BAMAKO: Mali announced a new government on Monday, with some of the top posts going to military officials following a coup on Aug. 18 that deposed President Ibrahim Boubacar Keita.

The ministries of defence, territorial administration, security and national reconciliation will be headed by military personnel, as Mali begins an 18-month transition back to civilian rule, the presidency said in an announcement read out on state television. Civilians will hold 21 other posts.

It is not rare for military personnel to hold government posts in Mali, and they did so also under Keita, but the issue has become more sensitive since the coup, when West Africa’s regional bloc pushed for a purely civilian leadership in Bamako.

The appointments follow the announcement last month of retired colonel Bah Ndaw as interim president and colonel Assimi Goita, who led the coup, as vice president.
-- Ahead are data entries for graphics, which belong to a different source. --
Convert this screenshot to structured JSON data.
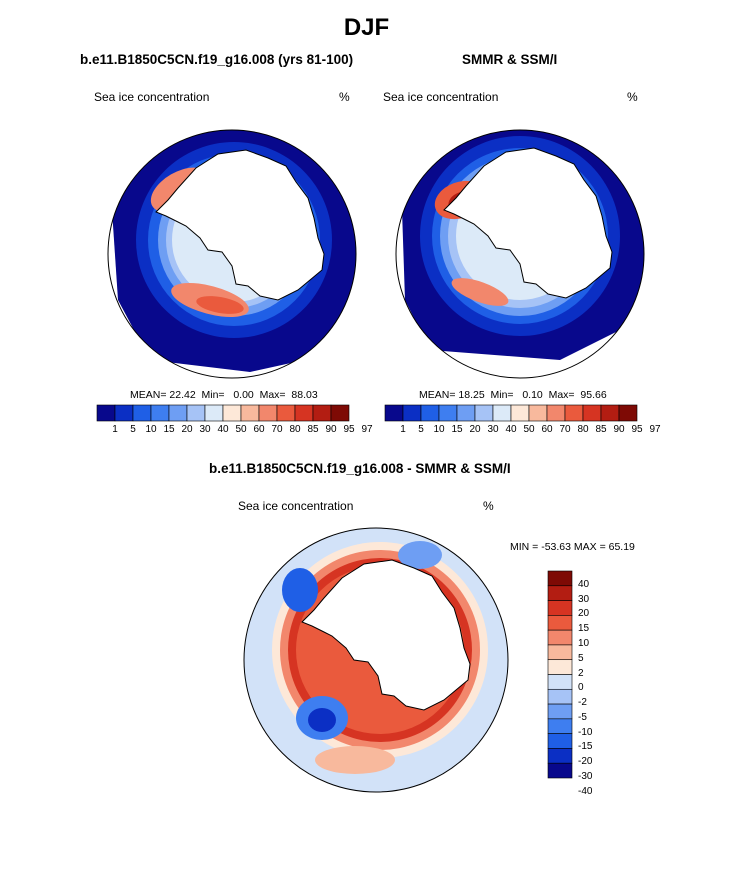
{
  "page": {
    "title": "DJF"
  },
  "colors": {
    "levels12": [
      "#08088c",
      "#0b2fc4",
      "#1f5fe6",
      "#3e7ef0",
      "#6e9ef3",
      "#a6c3f6",
      "#dceaf8",
      "#fde8d8",
      "#f8b99d",
      "#f2876c",
      "#ea5a3d",
      "#d63422",
      "#b31d12",
      "#7e0a05"
    ],
    "diff": [
      "#08088c",
      "#0b2fc4",
      "#1f5fe6",
      "#3e7ef0",
      "#6e9ef3",
      "#a6c3f6",
      "#d2e2f8",
      "#fde8d8",
      "#f8b99d",
      "#f2876c",
      "#ea5a3d",
      "#d63422",
      "#b31d12",
      "#7e0a05"
    ]
  },
  "chart_data": [
    {
      "type": "heatmap",
      "title": "b.e11.B1850C5CN.f19_g16.008 (yrs 81-100)",
      "left_label": "Sea ice concentration",
      "right_label": "%",
      "stats": {
        "mean": "22.42",
        "min": "0.00",
        "max": "88.03"
      },
      "colorbar_ticks": [
        "1",
        "5",
        "10",
        "15",
        "20",
        "30",
        "40",
        "50",
        "60",
        "70",
        "80",
        "85",
        "90",
        "95",
        "97"
      ]
    },
    {
      "type": "heatmap",
      "title": "SMMR & SSM/I",
      "left_label": "Sea ice concentration",
      "right_label": "%",
      "stats": {
        "mean": "18.25",
        "min": "0.10",
        "max": "95.66"
      },
      "colorbar_ticks": [
        "1",
        "5",
        "10",
        "15",
        "20",
        "30",
        "40",
        "50",
        "60",
        "70",
        "80",
        "85",
        "90",
        "95",
        "97"
      ]
    },
    {
      "type": "heatmap",
      "title": "b.e11.B1850C5CN.f19_g16.008 - SMMR & SSM/I",
      "left_label": "Sea ice concentration",
      "right_label": "%",
      "minmax": "MIN = -53.63 MAX =  65.19",
      "colorbar_ticks": [
        "40",
        "30",
        "20",
        "15",
        "10",
        "5",
        "2",
        "0",
        "-2",
        "-5",
        "-10",
        "-15",
        "-20",
        "-30",
        "-40"
      ]
    }
  ]
}
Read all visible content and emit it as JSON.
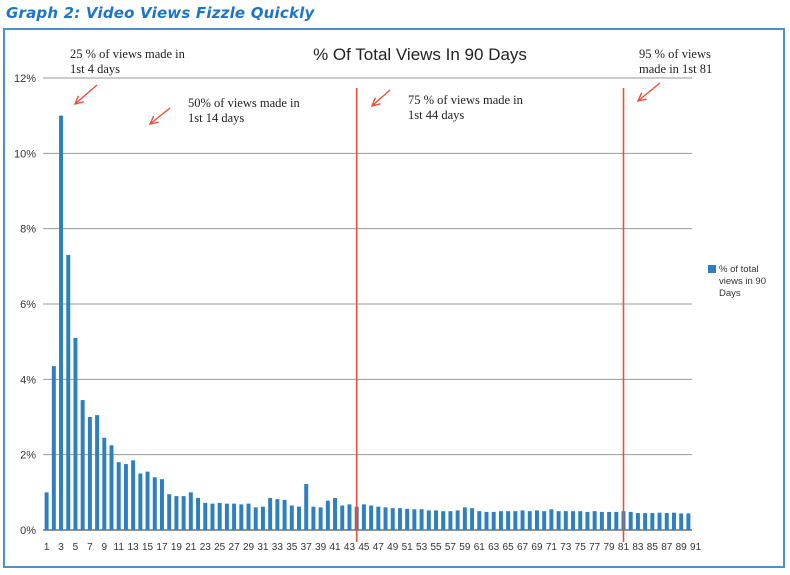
{
  "heading": "Graph 2: Video Views Fizzle Quickly",
  "chart_data": {
    "type": "bar",
    "title": "% Of Total Views In 90 Days",
    "xlabel": "",
    "ylabel": "",
    "ylim": [
      0,
      12
    ],
    "y_ticks": [
      "0%",
      "2%",
      "4%",
      "6%",
      "8%",
      "10%",
      "12%"
    ],
    "grid": true,
    "legend_position": "right",
    "bar_color": "#2e7fc1",
    "series": [
      {
        "name": "% of total views in 90 Days",
        "values": [
          1.0,
          4.35,
          11.0,
          7.3,
          5.1,
          3.45,
          3.0,
          3.05,
          2.45,
          2.25,
          1.8,
          1.75,
          1.85,
          1.5,
          1.55,
          1.4,
          1.35,
          0.95,
          0.9,
          0.9,
          1.0,
          0.85,
          0.72,
          0.7,
          0.72,
          0.7,
          0.7,
          0.68,
          0.7,
          0.6,
          0.62,
          0.85,
          0.82,
          0.8,
          0.65,
          0.62,
          1.22,
          0.62,
          0.6,
          0.78,
          0.85,
          0.65,
          0.68,
          0.62,
          0.68,
          0.65,
          0.62,
          0.6,
          0.58,
          0.58,
          0.56,
          0.55,
          0.55,
          0.52,
          0.52,
          0.5,
          0.5,
          0.52,
          0.6,
          0.58,
          0.5,
          0.48,
          0.48,
          0.5,
          0.5,
          0.5,
          0.52,
          0.5,
          0.52,
          0.5,
          0.55,
          0.5,
          0.5,
          0.5,
          0.5,
          0.48,
          0.5,
          0.48,
          0.48,
          0.48,
          0.5,
          0.48,
          0.45,
          0.45,
          0.45,
          0.46,
          0.45,
          0.46,
          0.44,
          0.44
        ]
      }
    ],
    "x_tick_labels": [
      "1",
      "3",
      "5",
      "7",
      "9",
      "11",
      "13",
      "15",
      "17",
      "19",
      "21",
      "23",
      "25",
      "27",
      "29",
      "31",
      "33",
      "35",
      "37",
      "39",
      "41",
      "43",
      "45",
      "47",
      "49",
      "51",
      "53",
      "55",
      "57",
      "59",
      "61",
      "63",
      "65",
      "67",
      "69",
      "71",
      "73",
      "75",
      "77",
      "79",
      "81",
      "83",
      "85",
      "87",
      "89",
      "91"
    ],
    "vertical_markers": [
      {
        "x": 44,
        "color": "#e8503a"
      },
      {
        "x": 81,
        "color": "#e8503a"
      }
    ],
    "annotations": [
      {
        "text_lines": [
          "25 % of views made in",
          "1st 4 days"
        ],
        "arrow_color": "#e8503a"
      },
      {
        "text_lines": [
          "50% of views made in",
          "1st 14 days"
        ],
        "arrow_color": "#e8503a"
      },
      {
        "text_lines": [
          "75 % of views made in",
          "1st 44 days"
        ],
        "arrow_color": "#e8503a"
      },
      {
        "text_lines": [
          "95 % of views",
          "made in 1st 81"
        ],
        "arrow_color": "#e8503a"
      }
    ]
  }
}
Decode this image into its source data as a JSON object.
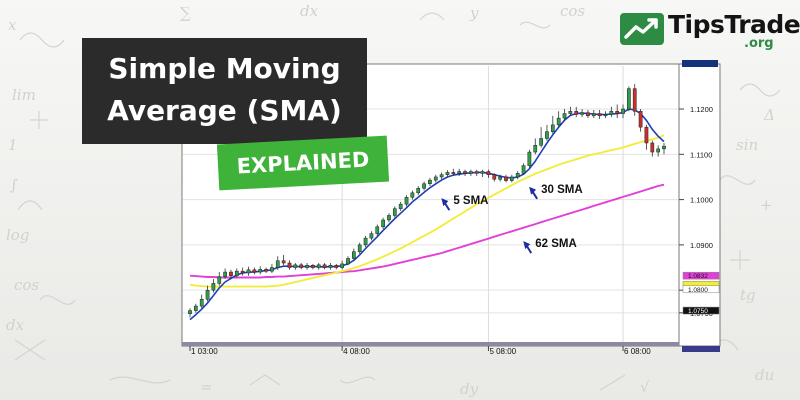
{
  "title": {
    "line1": "Simple Moving",
    "line2": "Average (SMA)",
    "badge": "EXPLAINED"
  },
  "logo": {
    "name": "TipsTrade",
    "suffix": ".org"
  },
  "colors": {
    "sma5": "#1d3fb8",
    "sma30": "#f2ec3a",
    "sma62": "#e23fd8",
    "candle_up": "#2e9e48",
    "candle_down": "#c8302c",
    "title_bg": "#2b2b2b",
    "badge_bg": "#3fb23a"
  },
  "chart_data": {
    "type": "line",
    "title": "",
    "xlabel": "",
    "ylabel": "",
    "x_ticks": [
      "1 03:00",
      "4 08:00",
      "5 08:00",
      "6 08:00"
    ],
    "y_ticks": [
      1.075,
      1.08,
      1.09,
      1.1,
      1.11,
      1.12
    ],
    "y_tick_labels": [
      "1.0750",
      "1.0800",
      "1.0900",
      "1.1000",
      "1.1100",
      "1.1200"
    ],
    "ylim": [
      1.069,
      1.1295
    ],
    "grid": true,
    "price_tags": [
      {
        "value": 1.0832,
        "color": "#e23fd8",
        "label": "1.0832"
      },
      {
        "value": 1.0812,
        "color": "#f2ec3a",
        "label": ""
      },
      {
        "value": 1.0802,
        "color": "#ffffff",
        "label": "1.0800"
      },
      {
        "value": 1.0755,
        "color": "#111111",
        "label": "1.0750"
      }
    ],
    "candles": [
      {
        "o": 1.0748,
        "c": 1.0755,
        "h": 1.076,
        "l": 1.074
      },
      {
        "o": 1.0755,
        "c": 1.0765,
        "h": 1.077,
        "l": 1.075
      },
      {
        "o": 1.0765,
        "c": 1.078,
        "h": 1.079,
        "l": 1.076
      },
      {
        "o": 1.078,
        "c": 1.08,
        "h": 1.081,
        "l": 1.0775
      },
      {
        "o": 1.08,
        "c": 1.0815,
        "h": 1.0825,
        "l": 1.0795
      },
      {
        "o": 1.0815,
        "c": 1.083,
        "h": 1.084,
        "l": 1.081
      },
      {
        "o": 1.083,
        "c": 1.084,
        "h": 1.0848,
        "l": 1.0825
      },
      {
        "o": 1.084,
        "c": 1.0832,
        "h": 1.0845,
        "l": 1.0825
      },
      {
        "o": 1.0832,
        "c": 1.0842,
        "h": 1.0848,
        "l": 1.0828
      },
      {
        "o": 1.0842,
        "c": 1.0838,
        "h": 1.085,
        "l": 1.0832
      },
      {
        "o": 1.0838,
        "c": 1.0845,
        "h": 1.0852,
        "l": 1.0832
      },
      {
        "o": 1.0845,
        "c": 1.084,
        "h": 1.085,
        "l": 1.0835
      },
      {
        "o": 1.084,
        "c": 1.0846,
        "h": 1.0853,
        "l": 1.0835
      },
      {
        "o": 1.0846,
        "c": 1.0842,
        "h": 1.085,
        "l": 1.0838
      },
      {
        "o": 1.0842,
        "c": 1.085,
        "h": 1.0858,
        "l": 1.0838
      },
      {
        "o": 1.085,
        "c": 1.0865,
        "h": 1.0875,
        "l": 1.0845
      },
      {
        "o": 1.0865,
        "c": 1.086,
        "h": 1.0878,
        "l": 1.0855
      },
      {
        "o": 1.086,
        "c": 1.085,
        "h": 1.0866,
        "l": 1.0845
      },
      {
        "o": 1.085,
        "c": 1.0856,
        "h": 1.086,
        "l": 1.0845
      },
      {
        "o": 1.0856,
        "c": 1.085,
        "h": 1.086,
        "l": 1.0846
      },
      {
        "o": 1.085,
        "c": 1.0855,
        "h": 1.086,
        "l": 1.0845
      },
      {
        "o": 1.0855,
        "c": 1.085,
        "h": 1.0858,
        "l": 1.0846
      },
      {
        "o": 1.085,
        "c": 1.0856,
        "h": 1.086,
        "l": 1.0845
      },
      {
        "o": 1.0856,
        "c": 1.085,
        "h": 1.086,
        "l": 1.0846
      },
      {
        "o": 1.085,
        "c": 1.0855,
        "h": 1.086,
        "l": 1.0845
      },
      {
        "o": 1.0855,
        "c": 1.085,
        "h": 1.0858,
        "l": 1.0846
      },
      {
        "o": 1.085,
        "c": 1.0858,
        "h": 1.0865,
        "l": 1.0846
      },
      {
        "o": 1.0858,
        "c": 1.087,
        "h": 1.0875,
        "l": 1.0855
      },
      {
        "o": 1.087,
        "c": 1.0885,
        "h": 1.0892,
        "l": 1.0865
      },
      {
        "o": 1.0885,
        "c": 1.09,
        "h": 1.0905,
        "l": 1.088
      },
      {
        "o": 1.09,
        "c": 1.0915,
        "h": 1.092,
        "l": 1.0895
      },
      {
        "o": 1.0915,
        "c": 1.0925,
        "h": 1.093,
        "l": 1.091
      },
      {
        "o": 1.0925,
        "c": 1.094,
        "h": 1.0945,
        "l": 1.092
      },
      {
        "o": 1.094,
        "c": 1.0955,
        "h": 1.096,
        "l": 1.0935
      },
      {
        "o": 1.0955,
        "c": 1.0965,
        "h": 1.097,
        "l": 1.095
      },
      {
        "o": 1.0965,
        "c": 1.098,
        "h": 1.0985,
        "l": 1.096
      },
      {
        "o": 1.098,
        "c": 1.099,
        "h": 1.0995,
        "l": 1.0975
      },
      {
        "o": 1.099,
        "c": 1.1005,
        "h": 1.101,
        "l": 1.0985
      },
      {
        "o": 1.1005,
        "c": 1.1015,
        "h": 1.102,
        "l": 1.1
      },
      {
        "o": 1.1015,
        "c": 1.1025,
        "h": 1.103,
        "l": 1.101
      },
      {
        "o": 1.1025,
        "c": 1.1035,
        "h": 1.104,
        "l": 1.102
      },
      {
        "o": 1.1035,
        "c": 1.1043,
        "h": 1.1048,
        "l": 1.103
      },
      {
        "o": 1.1043,
        "c": 1.105,
        "h": 1.1055,
        "l": 1.1038
      },
      {
        "o": 1.105,
        "c": 1.1055,
        "h": 1.106,
        "l": 1.1045
      },
      {
        "o": 1.1055,
        "c": 1.106,
        "h": 1.1065,
        "l": 1.105
      },
      {
        "o": 1.106,
        "c": 1.1058,
        "h": 1.1068,
        "l": 1.1052
      },
      {
        "o": 1.1058,
        "c": 1.1062,
        "h": 1.1068,
        "l": 1.1052
      },
      {
        "o": 1.1062,
        "c": 1.1058,
        "h": 1.1066,
        "l": 1.1052
      },
      {
        "o": 1.1058,
        "c": 1.1062,
        "h": 1.1066,
        "l": 1.1052
      },
      {
        "o": 1.1062,
        "c": 1.1058,
        "h": 1.1066,
        "l": 1.1052
      },
      {
        "o": 1.1058,
        "c": 1.1062,
        "h": 1.1066,
        "l": 1.105
      },
      {
        "o": 1.1062,
        "c": 1.1055,
        "h": 1.1066,
        "l": 1.1048
      },
      {
        "o": 1.1055,
        "c": 1.1045,
        "h": 1.1058,
        "l": 1.104
      },
      {
        "o": 1.1045,
        "c": 1.105,
        "h": 1.1055,
        "l": 1.104
      },
      {
        "o": 1.105,
        "c": 1.1042,
        "h": 1.1055,
        "l": 1.1038
      },
      {
        "o": 1.1042,
        "c": 1.105,
        "h": 1.1055,
        "l": 1.1038
      },
      {
        "o": 1.105,
        "c": 1.1058,
        "h": 1.1063,
        "l": 1.1045
      },
      {
        "o": 1.1058,
        "c": 1.1075,
        "h": 1.108,
        "l": 1.1055
      },
      {
        "o": 1.1075,
        "c": 1.1105,
        "h": 1.111,
        "l": 1.107
      },
      {
        "o": 1.1105,
        "c": 1.112,
        "h": 1.1135,
        "l": 1.11
      },
      {
        "o": 1.112,
        "c": 1.1135,
        "h": 1.116,
        "l": 1.1115
      },
      {
        "o": 1.1135,
        "c": 1.115,
        "h": 1.1165,
        "l": 1.113
      },
      {
        "o": 1.115,
        "c": 1.1165,
        "h": 1.1185,
        "l": 1.1145
      },
      {
        "o": 1.1165,
        "c": 1.118,
        "h": 1.1195,
        "l": 1.116
      },
      {
        "o": 1.118,
        "c": 1.119,
        "h": 1.12,
        "l": 1.1175
      },
      {
        "o": 1.119,
        "c": 1.1195,
        "h": 1.1205,
        "l": 1.1185
      },
      {
        "o": 1.1195,
        "c": 1.1188,
        "h": 1.1205,
        "l": 1.1182
      },
      {
        "o": 1.1188,
        "c": 1.1192,
        "h": 1.12,
        "l": 1.1182
      },
      {
        "o": 1.1192,
        "c": 1.1185,
        "h": 1.1198,
        "l": 1.118
      },
      {
        "o": 1.1185,
        "c": 1.119,
        "h": 1.1198,
        "l": 1.118
      },
      {
        "o": 1.119,
        "c": 1.1185,
        "h": 1.1198,
        "l": 1.1178
      },
      {
        "o": 1.1185,
        "c": 1.1188,
        "h": 1.1195,
        "l": 1.118
      },
      {
        "o": 1.1188,
        "c": 1.1195,
        "h": 1.1205,
        "l": 1.1182
      },
      {
        "o": 1.1195,
        "c": 1.119,
        "h": 1.121,
        "l": 1.118
      },
      {
        "o": 1.119,
        "c": 1.12,
        "h": 1.121,
        "l": 1.118
      },
      {
        "o": 1.12,
        "c": 1.1245,
        "h": 1.125,
        "l": 1.1195
      },
      {
        "o": 1.1245,
        "c": 1.1195,
        "h": 1.1255,
        "l": 1.1185
      },
      {
        "o": 1.1195,
        "c": 1.116,
        "h": 1.12,
        "l": 1.115
      },
      {
        "o": 1.116,
        "c": 1.1125,
        "h": 1.1165,
        "l": 1.111
      },
      {
        "o": 1.1125,
        "c": 1.1105,
        "h": 1.113,
        "l": 1.1095
      },
      {
        "o": 1.1105,
        "c": 1.1112,
        "h": 1.112,
        "l": 1.1095
      },
      {
        "o": 1.1112,
        "c": 1.1118,
        "h": 1.1125,
        "l": 1.11
      }
    ],
    "series": [
      {
        "name": "5 SMA",
        "color": "#1d3fb8",
        "values": [
          1.0735,
          1.0746,
          1.0758,
          1.0772,
          1.0788,
          1.0805,
          1.0818,
          1.0826,
          1.0834,
          1.0838,
          1.084,
          1.084,
          1.0842,
          1.0843,
          1.0845,
          1.085,
          1.0853,
          1.0853,
          1.0852,
          1.0852,
          1.0852,
          1.0852,
          1.0852,
          1.0851,
          1.0852,
          1.0852,
          1.0854,
          1.0858,
          1.0866,
          1.0878,
          1.0892,
          1.0905,
          1.0918,
          1.0932,
          1.0945,
          1.0958,
          1.097,
          1.0982,
          1.0995,
          1.1005,
          1.1016,
          1.1026,
          1.1035,
          1.1043,
          1.105,
          1.1054,
          1.1056,
          1.1058,
          1.1059,
          1.106,
          1.106,
          1.1058,
          1.1055,
          1.1052,
          1.1049,
          1.1048,
          1.105,
          1.1056,
          1.1068,
          1.1085,
          1.1105,
          1.1125,
          1.1143,
          1.116,
          1.1175,
          1.1186,
          1.119,
          1.1191,
          1.119,
          1.1189,
          1.1188,
          1.1188,
          1.1189,
          1.119,
          1.1192,
          1.12,
          1.1198,
          1.119,
          1.1175,
          1.1155,
          1.114,
          1.1128
        ]
      },
      {
        "name": "30 SMA",
        "color": "#f2ec3a",
        "values": [
          1.0812,
          1.081,
          1.0809,
          1.0808,
          1.0808,
          1.0808,
          1.0808,
          1.0808,
          1.0808,
          1.0808,
          1.0808,
          1.0808,
          1.0808,
          1.0808,
          1.0809,
          1.081,
          1.0812,
          1.0815,
          1.0818,
          1.0821,
          1.0824,
          1.0827,
          1.083,
          1.0833,
          1.0836,
          1.0839,
          1.0842,
          1.0845,
          1.0849,
          1.0853,
          1.0858,
          1.0863,
          1.0868,
          1.0874,
          1.088,
          1.0886,
          1.0892,
          1.0899,
          1.0906,
          1.0913,
          1.092,
          1.0927,
          1.0934,
          1.0942,
          1.095,
          1.0958,
          1.0966,
          1.0974,
          1.0982,
          1.099,
          1.0997,
          1.1004,
          1.1011,
          1.1018,
          1.1025,
          1.1032,
          1.1039,
          1.1045,
          1.1051,
          1.1057,
          1.1062,
          1.1067,
          1.1072,
          1.1077,
          1.1081,
          1.1085,
          1.1089,
          1.1093,
          1.1097,
          1.11,
          1.1103,
          1.1106,
          1.1109,
          1.1112,
          1.1115,
          1.1119,
          1.1123,
          1.1127,
          1.113,
          1.1133,
          1.1137,
          1.1142
        ]
      },
      {
        "name": "62 SMA",
        "color": "#e23fd8",
        "values": [
          1.0832,
          1.0831,
          1.083,
          1.0829,
          1.0829,
          1.0828,
          1.0828,
          1.0828,
          1.0828,
          1.0828,
          1.0828,
          1.0828,
          1.0828,
          1.0829,
          1.0829,
          1.083,
          1.083,
          1.0831,
          1.0832,
          1.0833,
          1.0834,
          1.0835,
          1.0836,
          1.0837,
          1.0838,
          1.0839,
          1.084,
          1.0841,
          1.0842,
          1.0844,
          1.0846,
          1.0848,
          1.085,
          1.0852,
          1.0855,
          1.0858,
          1.0861,
          1.0864,
          1.0867,
          1.087,
          1.0873,
          1.0876,
          1.0879,
          1.0882,
          1.0886,
          1.089,
          1.0894,
          1.0898,
          1.0902,
          1.0906,
          1.091,
          1.0914,
          1.0918,
          1.0922,
          1.0926,
          1.093,
          1.0934,
          1.0938,
          1.0942,
          1.0946,
          1.095,
          1.0954,
          1.0958,
          1.0962,
          1.0966,
          1.097,
          1.0974,
          1.0978,
          1.0982,
          1.0986,
          1.099,
          1.0994,
          1.0998,
          1.1002,
          1.1006,
          1.101,
          1.1014,
          1.1018,
          1.1022,
          1.1026,
          1.103,
          1.1033
        ]
      }
    ],
    "annotations": [
      {
        "text": "5 SMA",
        "x": 45,
        "y": 1.099,
        "arrow_to_index": 42
      },
      {
        "text": "30 SMA",
        "x": 60,
        "y": 1.1015,
        "arrow_to_index": 60
      },
      {
        "text": "62 SMA",
        "x": 59,
        "y": 1.0895,
        "arrow_to_index": 57
      }
    ]
  }
}
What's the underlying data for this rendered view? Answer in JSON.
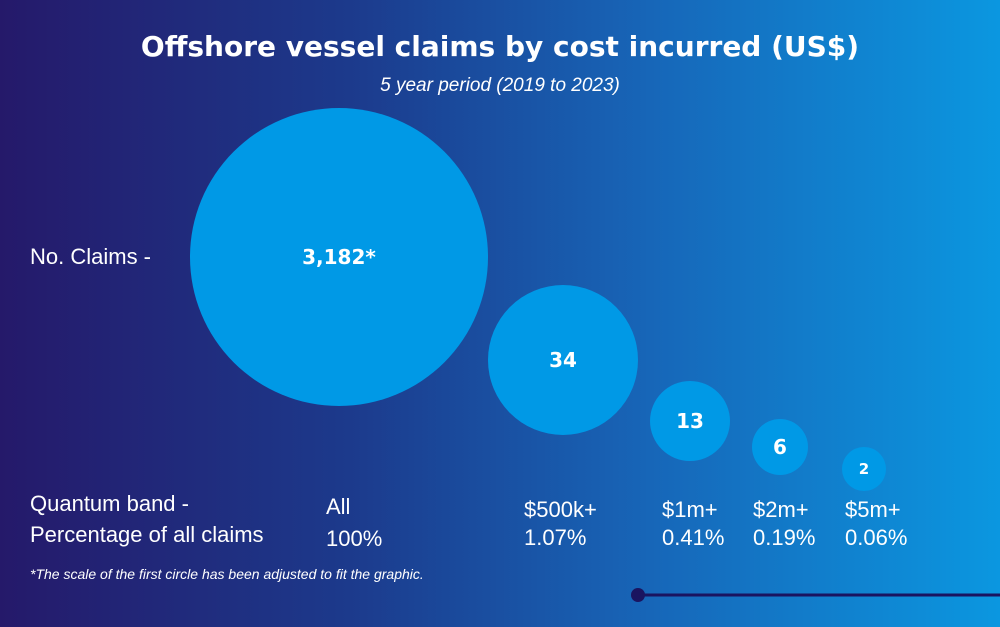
{
  "title": "Offshore vessel claims by cost incurred (US$)",
  "subtitle": "5 year period (2019 to 2023)",
  "labels": {
    "claims": "No. Claims -",
    "band": "Quantum band -",
    "percentage": "Percentage of all claims"
  },
  "footnote": "*The scale of the first circle has been adjusted to fit the graphic.",
  "colors": {
    "circle": "#0099e6",
    "accent_line": "#1a1460"
  },
  "chart_data": {
    "type": "bubble",
    "title": "Offshore vessel claims by cost incurred (US$)",
    "subtitle": "5 year period (2019 to 2023)",
    "series": [
      {
        "band": "All",
        "claims": 3182,
        "claims_label": "3,182*",
        "percentage": "100%"
      },
      {
        "band": "$500k+",
        "claims": 34,
        "claims_label": "34",
        "percentage": "1.07%"
      },
      {
        "band": "$1m+",
        "claims": 13,
        "claims_label": "13",
        "percentage": "0.41%"
      },
      {
        "band": "$2m+",
        "claims": 6,
        "claims_label": "6",
        "percentage": "0.19%"
      },
      {
        "band": "$5m+",
        "claims": 2,
        "claims_label": "2",
        "percentage": "0.06%"
      }
    ]
  }
}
Veteran diplomat Moctar Ouane has been named interim prime minister.

Malian officials hope that the resumption of a functioning government will persuade Mali’s neighbours to lift sanctions imposed since the coup that have crippled the agricultural, landlocked economy, which relies heavily on imports.

It is not yet clear if and when the Economic Community of West African States (ECOWAS) will decide to lift the sanctions.

As well as fearing that the coup could undermine their own power, presidents in the wider Sahel region are concerned that prolonged uncertainty could jeopardise a joint campaign against Islamist militants centred in northern and central Mali.

A previous coup in Mali in 2012 helped hasten the fall of the desert north to al Qaeda-linked militants. A French intervention the following year drove them back, but jihadist attacks have risen again in recent years and spilled over into neighbouring Niger and Burkina Faso.